I tend to focus on what is next. Where else can I go? What can I do now? What’s my next adventure? I do this because I enjoy it, because I love action and experiences, but I also do it because I don’t know how to stop. I struggle with many things, but one that has plagued me lately is the restlessness I feel when I can’t make up my mind about how to capitalize on my free time. I often feel dissatisfied with myself and therefore really don’t know how to relax, my mind constantly spins the wheel of all the different things I could + should be doing instead of enjoying the moment. It is exhausting because I want and deserve the time to rest, yet I won’t let myself receive it.
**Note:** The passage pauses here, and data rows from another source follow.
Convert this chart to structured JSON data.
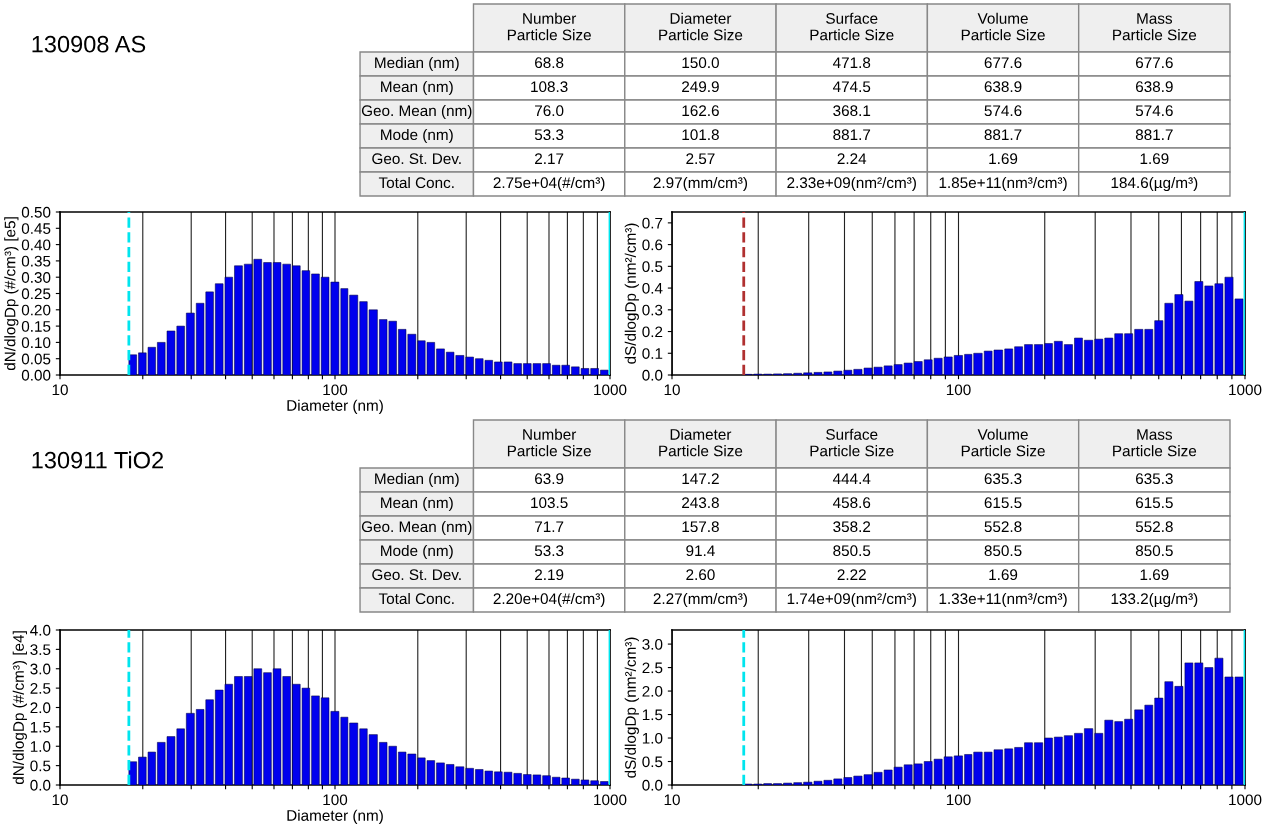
{
  "chart_data": [
    {
      "type": "other",
      "title": "130908 AS",
      "categories": [
        "Number\nParticle Size",
        "Diameter\nParticle Size",
        "Surface\nParticle Size",
        "Volume\nParticle Size",
        "Mass\nParticle Size"
      ],
      "y_categories": [
        "Median (nm)",
        "Mean (nm)",
        "Geo. Mean (nm)",
        "Mode (nm)",
        "Geo. St. Dev.",
        "Total Conc."
      ],
      "cell_labels": [
        [
          "68.8",
          "150.0",
          "471.8",
          "677.6",
          "677.6"
        ],
        [
          "108.3",
          "249.9",
          "474.5",
          "638.9",
          "638.9"
        ],
        [
          "76.0",
          "162.6",
          "368.1",
          "574.6",
          "574.6"
        ],
        [
          "53.3",
          "101.8",
          "881.7",
          "881.7",
          "881.7"
        ],
        [
          "2.17",
          "2.57",
          "2.24",
          "1.69",
          "1.69"
        ],
        [
          "2.75e+04(#/cm³)",
          "2.97(mm/cm³)",
          "2.33e+09(nm²/cm³)",
          "1.85e+11(nm³/cm³)",
          "184.6(µg/m³)"
        ]
      ]
    },
    {
      "type": "histogram",
      "xlabel": "Diameter (nm)",
      "ylabel": "dN/dlogDp (#/cm³) [e5]",
      "log": "x",
      "color": "#0000ee",
      "grid": "x",
      "bins": [
        17.8,
        19.3,
        20.9,
        22.6,
        24.5,
        26.6,
        28.8,
        31.3,
        33.9,
        36.7,
        39.8,
        43.1,
        46.8,
        50.7,
        55.0,
        59.6,
        64.6,
        70.0,
        75.9,
        82.2,
        89.1,
        96.6,
        105,
        113,
        123,
        133,
        145,
        157,
        170,
        184,
        200,
        216,
        234,
        254,
        275,
        299,
        324,
        351,
        380,
        412,
        447,
        484,
        525,
        569,
        617,
        668,
        724,
        785,
        851,
        923,
        1000
      ],
      "values": [
        0.062,
        0.068,
        0.085,
        0.1,
        0.135,
        0.15,
        0.19,
        0.22,
        0.255,
        0.28,
        0.3,
        0.335,
        0.34,
        0.355,
        0.345,
        0.345,
        0.34,
        0.335,
        0.32,
        0.31,
        0.3,
        0.285,
        0.265,
        0.245,
        0.225,
        0.2,
        0.17,
        0.165,
        0.14,
        0.125,
        0.105,
        0.1,
        0.08,
        0.07,
        0.06,
        0.055,
        0.05,
        0.045,
        0.04,
        0.04,
        0.035,
        0.035,
        0.035,
        0.035,
        0.03,
        0.03,
        0.025,
        0.02,
        0.02,
        0.015
      ],
      "xlim": [
        10,
        1000
      ],
      "xticks": [
        10,
        {
          "value": 20,
          "label": null
        },
        {
          "value": 30,
          "label": null
        },
        {
          "value": 40,
          "label": null
        },
        {
          "value": 50,
          "label": null
        },
        {
          "value": 60,
          "label": null
        },
        {
          "value": 70,
          "label": null
        },
        {
          "value": 80,
          "label": null
        },
        {
          "value": 90,
          "label": null
        },
        100,
        {
          "value": 200,
          "label": null
        },
        {
          "value": 300,
          "label": null
        },
        {
          "value": 400,
          "label": null
        },
        {
          "value": 500,
          "label": null
        },
        {
          "value": 600,
          "label": null
        },
        {
          "value": 700,
          "label": null
        },
        {
          "value": 800,
          "label": null
        },
        {
          "value": 900,
          "label": null
        },
        1000
      ],
      "ylim": [
        0,
        0.5
      ],
      "yticks": [
        {
          "value": 0,
          "label": "0.00"
        },
        0.05,
        {
          "value": 0.1,
          "label": "0.10"
        },
        0.15,
        {
          "value": 0.2,
          "label": "0.20"
        },
        0.25,
        {
          "value": 0.3,
          "label": "0.30"
        },
        0.35,
        {
          "value": 0.4,
          "label": "0.40"
        },
        0.45,
        {
          "value": 0.5,
          "label": "0.50"
        }
      ],
      "ref_lines": [
        {
          "axis": "x",
          "value": 17.8,
          "color": "#00e5ee",
          "line_style": "dashed"
        },
        {
          "axis": "x",
          "value": 1000,
          "color": "#00e5ee",
          "line_style": "solid"
        }
      ]
    },
    {
      "type": "histogram",
      "ylabel": "dS/dlogDp (nm²/cm³)",
      "log": "x",
      "color": "#0000ee",
      "grid": "x",
      "bins": [
        17.8,
        19.3,
        20.9,
        22.6,
        24.5,
        26.6,
        28.8,
        31.3,
        33.9,
        36.7,
        39.8,
        43.1,
        46.8,
        50.7,
        55.0,
        59.6,
        64.6,
        70.0,
        75.9,
        82.2,
        89.1,
        96.6,
        105,
        113,
        123,
        133,
        145,
        157,
        170,
        184,
        200,
        216,
        234,
        254,
        275,
        299,
        324,
        351,
        380,
        412,
        447,
        484,
        525,
        569,
        617,
        668,
        724,
        785,
        851,
        923,
        1000
      ],
      "values": [
        0.003,
        0.004,
        0.004,
        0.005,
        0.006,
        0.008,
        0.01,
        0.012,
        0.014,
        0.018,
        0.022,
        0.026,
        0.032,
        0.036,
        0.042,
        0.048,
        0.055,
        0.062,
        0.07,
        0.077,
        0.083,
        0.09,
        0.095,
        0.1,
        0.11,
        0.115,
        0.12,
        0.13,
        0.14,
        0.14,
        0.145,
        0.155,
        0.14,
        0.17,
        0.16,
        0.165,
        0.17,
        0.19,
        0.19,
        0.21,
        0.21,
        0.25,
        0.33,
        0.37,
        0.34,
        0.43,
        0.41,
        0.42,
        0.45,
        0.35
      ],
      "xlim": [
        10,
        1000
      ],
      "xticks": [
        10,
        {
          "value": 20,
          "label": null
        },
        {
          "value": 30,
          "label": null
        },
        {
          "value": 40,
          "label": null
        },
        {
          "value": 50,
          "label": null
        },
        {
          "value": 60,
          "label": null
        },
        {
          "value": 70,
          "label": null
        },
        {
          "value": 80,
          "label": null
        },
        {
          "value": 90,
          "label": null
        },
        100,
        {
          "value": 200,
          "label": null
        },
        {
          "value": 300,
          "label": null
        },
        {
          "value": 400,
          "label": null
        },
        {
          "value": 500,
          "label": null
        },
        {
          "value": 600,
          "label": null
        },
        {
          "value": 700,
          "label": null
        },
        {
          "value": 800,
          "label": null
        },
        {
          "value": 900,
          "label": null
        },
        1000
      ],
      "ylim": [
        0,
        0.75
      ],
      "yticks": [
        {
          "value": 0,
          "label": "0.0"
        },
        0.1,
        0.2,
        0.3,
        0.4,
        0.5,
        0.6,
        0.7
      ],
      "ref_lines": [
        {
          "axis": "x",
          "value": 17.8,
          "color": "#b03030",
          "line_style": "dashed"
        },
        {
          "axis": "x",
          "value": 1000,
          "color": "#00e5ee",
          "line_style": "solid"
        }
      ]
    },
    {
      "type": "other",
      "title": "130911 TiO2",
      "categories": [
        "Number\nParticle Size",
        "Diameter\nParticle Size",
        "Surface\nParticle Size",
        "Volume\nParticle Size",
        "Mass\nParticle Size"
      ],
      "y_categories": [
        "Median (nm)",
        "Mean (nm)",
        "Geo. Mean (nm)",
        "Mode (nm)",
        "Geo. St. Dev.",
        "Total Conc."
      ],
      "cell_labels": [
        [
          "63.9",
          "147.2",
          "444.4",
          "635.3",
          "635.3"
        ],
        [
          "103.5",
          "243.8",
          "458.6",
          "615.5",
          "615.5"
        ],
        [
          "71.7",
          "157.8",
          "358.2",
          "552.8",
          "552.8"
        ],
        [
          "53.3",
          "91.4",
          "850.5",
          "850.5",
          "850.5"
        ],
        [
          "2.19",
          "2.60",
          "2.22",
          "1.69",
          "1.69"
        ],
        [
          "2.20e+04(#/cm³)",
          "2.27(mm/cm³)",
          "1.74e+09(nm²/cm³)",
          "1.33e+11(nm³/cm³)",
          "133.2(µg/m³)"
        ]
      ]
    },
    {
      "type": "histogram",
      "xlabel": "Diameter (nm)",
      "ylabel": "dN/dlogDp (#/cm³) [e4]",
      "log": "x",
      "color": "#0000ee",
      "grid": "x",
      "bins": [
        17.8,
        19.3,
        20.9,
        22.6,
        24.5,
        26.6,
        28.8,
        31.3,
        33.9,
        36.7,
        39.8,
        43.1,
        46.8,
        50.7,
        55.0,
        59.6,
        64.6,
        70.0,
        75.9,
        82.2,
        89.1,
        96.6,
        105,
        113,
        123,
        133,
        145,
        157,
        170,
        184,
        200,
        216,
        234,
        254,
        275,
        299,
        324,
        351,
        380,
        412,
        447,
        484,
        525,
        569,
        617,
        668,
        724,
        785,
        851,
        923,
        1000
      ],
      "values": [
        0.6,
        0.72,
        0.85,
        1.1,
        1.25,
        1.45,
        1.85,
        1.95,
        2.2,
        2.45,
        2.6,
        2.8,
        2.8,
        3.0,
        2.9,
        3.0,
        2.8,
        2.6,
        2.5,
        2.3,
        2.25,
        1.9,
        1.75,
        1.6,
        1.45,
        1.3,
        1.1,
        1.0,
        0.85,
        0.8,
        0.7,
        0.63,
        0.57,
        0.53,
        0.47,
        0.43,
        0.4,
        0.36,
        0.34,
        0.33,
        0.3,
        0.27,
        0.26,
        0.24,
        0.2,
        0.18,
        0.15,
        0.13,
        0.11,
        0.09
      ],
      "xlim": [
        10,
        1000
      ],
      "xticks": [
        10,
        {
          "value": 20,
          "label": null
        },
        {
          "value": 30,
          "label": null
        },
        {
          "value": 40,
          "label": null
        },
        {
          "value": 50,
          "label": null
        },
        {
          "value": 60,
          "label": null
        },
        {
          "value": 70,
          "label": null
        },
        {
          "value": 80,
          "label": null
        },
        {
          "value": 90,
          "label": null
        },
        100,
        {
          "value": 200,
          "label": null
        },
        {
          "value": 300,
          "label": null
        },
        {
          "value": 400,
          "label": null
        },
        {
          "value": 500,
          "label": null
        },
        {
          "value": 600,
          "label": null
        },
        {
          "value": 700,
          "label": null
        },
        {
          "value": 800,
          "label": null
        },
        {
          "value": 900,
          "label": null
        },
        1000
      ],
      "ylim": [
        0,
        4.0
      ],
      "yticks": [
        {
          "value": 0,
          "label": "0.0"
        },
        0.5,
        {
          "value": 1,
          "label": "1.0"
        },
        1.5,
        {
          "value": 2,
          "label": "2.0"
        },
        2.5,
        {
          "value": 3,
          "label": "3.0"
        },
        3.5,
        {
          "value": 4,
          "label": "4.0"
        }
      ],
      "ref_lines": [
        {
          "axis": "x",
          "value": 17.8,
          "color": "#00e5ee",
          "line_style": "dashed"
        },
        {
          "axis": "x",
          "value": 1000,
          "color": "#00e5ee",
          "line_style": "solid"
        }
      ]
    },
    {
      "type": "histogram",
      "ylabel": "dS/dlogDp (nm²/cm³)",
      "log": "x",
      "color": "#0000ee",
      "grid": "x",
      "bins": [
        17.8,
        19.3,
        20.9,
        22.6,
        24.5,
        26.6,
        28.8,
        31.3,
        33.9,
        36.7,
        39.8,
        43.1,
        46.8,
        50.7,
        55.0,
        59.6,
        64.6,
        70.0,
        75.9,
        82.2,
        89.1,
        96.6,
        105,
        113,
        123,
        133,
        145,
        157,
        170,
        184,
        200,
        216,
        234,
        254,
        275,
        299,
        324,
        351,
        380,
        412,
        447,
        484,
        525,
        569,
        617,
        668,
        724,
        785,
        851,
        923,
        1000
      ],
      "values": [
        0.02,
        0.02,
        0.03,
        0.03,
        0.04,
        0.05,
        0.06,
        0.08,
        0.1,
        0.13,
        0.16,
        0.19,
        0.22,
        0.27,
        0.32,
        0.38,
        0.43,
        0.45,
        0.5,
        0.55,
        0.6,
        0.62,
        0.65,
        0.7,
        0.7,
        0.75,
        0.77,
        0.8,
        0.9,
        0.9,
        1.0,
        1.02,
        1.05,
        1.1,
        1.2,
        1.1,
        1.38,
        1.35,
        1.4,
        1.6,
        1.7,
        1.85,
        2.2,
        2.1,
        2.6,
        2.6,
        2.5,
        2.7,
        2.3,
        2.3
      ],
      "xlim": [
        10,
        1000
      ],
      "xticks": [
        10,
        {
          "value": 20,
          "label": null
        },
        {
          "value": 30,
          "label": null
        },
        {
          "value": 40,
          "label": null
        },
        {
          "value": 50,
          "label": null
        },
        {
          "value": 60,
          "label": null
        },
        {
          "value": 70,
          "label": null
        },
        {
          "value": 80,
          "label": null
        },
        {
          "value": 90,
          "label": null
        },
        100,
        {
          "value": 200,
          "label": null
        },
        {
          "value": 300,
          "label": null
        },
        {
          "value": 400,
          "label": null
        },
        {
          "value": 500,
          "label": null
        },
        {
          "value": 600,
          "label": null
        },
        {
          "value": 700,
          "label": null
        },
        {
          "value": 800,
          "label": null
        },
        {
          "value": 900,
          "label": null
        },
        1000
      ],
      "ylim": [
        0,
        3.3
      ],
      "yticks": [
        {
          "value": 0,
          "label": "0.0"
        },
        0.5,
        {
          "value": 1,
          "label": "1.0"
        },
        1.5,
        {
          "value": 2,
          "label": "2.0"
        },
        2.5,
        {
          "value": 3,
          "label": "3.0"
        }
      ],
      "ref_lines": [
        {
          "axis": "x",
          "value": 17.8,
          "color": "#00e5ee",
          "line_style": "dashed"
        },
        {
          "axis": "x",
          "value": 1000,
          "color": "#00e5ee",
          "line_style": "solid"
        }
      ]
    }
  ]
}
Today was different. I milled about the house, made a cappuccino, wrote in my journal, meditated, took the terrhuaua on a 2-mile walk and actually enjoyed my own company for the morning. Normally, this wouldn’t be nearly enough to satisfy my wanderlust/restlessness, but I am starting to see and feel changes manifesting in me that I have been working on in recent months.
The Terrhuaua in question |
I’ve been on a tear of reading (listening to) life-improvement books and I’ve garnered a few tricks that when put into practice are subtly and actively making a difference in my life. I am spending time with people who enrich my life and I am actively trying to focus on others. A month ago I started tracking what I eat, what I spend, my activity level, my daily goals, and how I add value to others each day. I do this, not because I am fat, broke, selfish, lazy and not good enough. I do track these things so that I can always be better and continually prove to my harsh, critical and negative mind that I am in fact, none of these things…well, at least not all of the time.
In humbling myself and being open to mentorship and personal change I am getting and retaining some knowledge that is really helping me be better. I am learning how my brain operates and (more importantly) that I am normal, albeit a bit excessive, in my negative thoughts. I’ve spent a great deal of my time trying to unthink or out-positive negative thoughts and ignore uncomfortable feelings, but I am starting to see a different approach. I am so severe with myself that if I can’t get it right I just give up altogether. This makes my progress hard to track and gives my impatience the right to sabotage my own goals.
I finally am starting to see that there is nothing inherently wrong with me or how my mind works. Having negative thoughts is perfectly normal, fusing with those thoughts and following them down the rabbit hole of imaginary terror…not so much. So I am working on the practice of paying more attention to what my mind is telling me, and categorizing those thoughts as helpful or unhelpful and moving on. Fuse with the thoughts that have a constructive purpose + release those that do not. Maybe letting go is an attainable goal after all?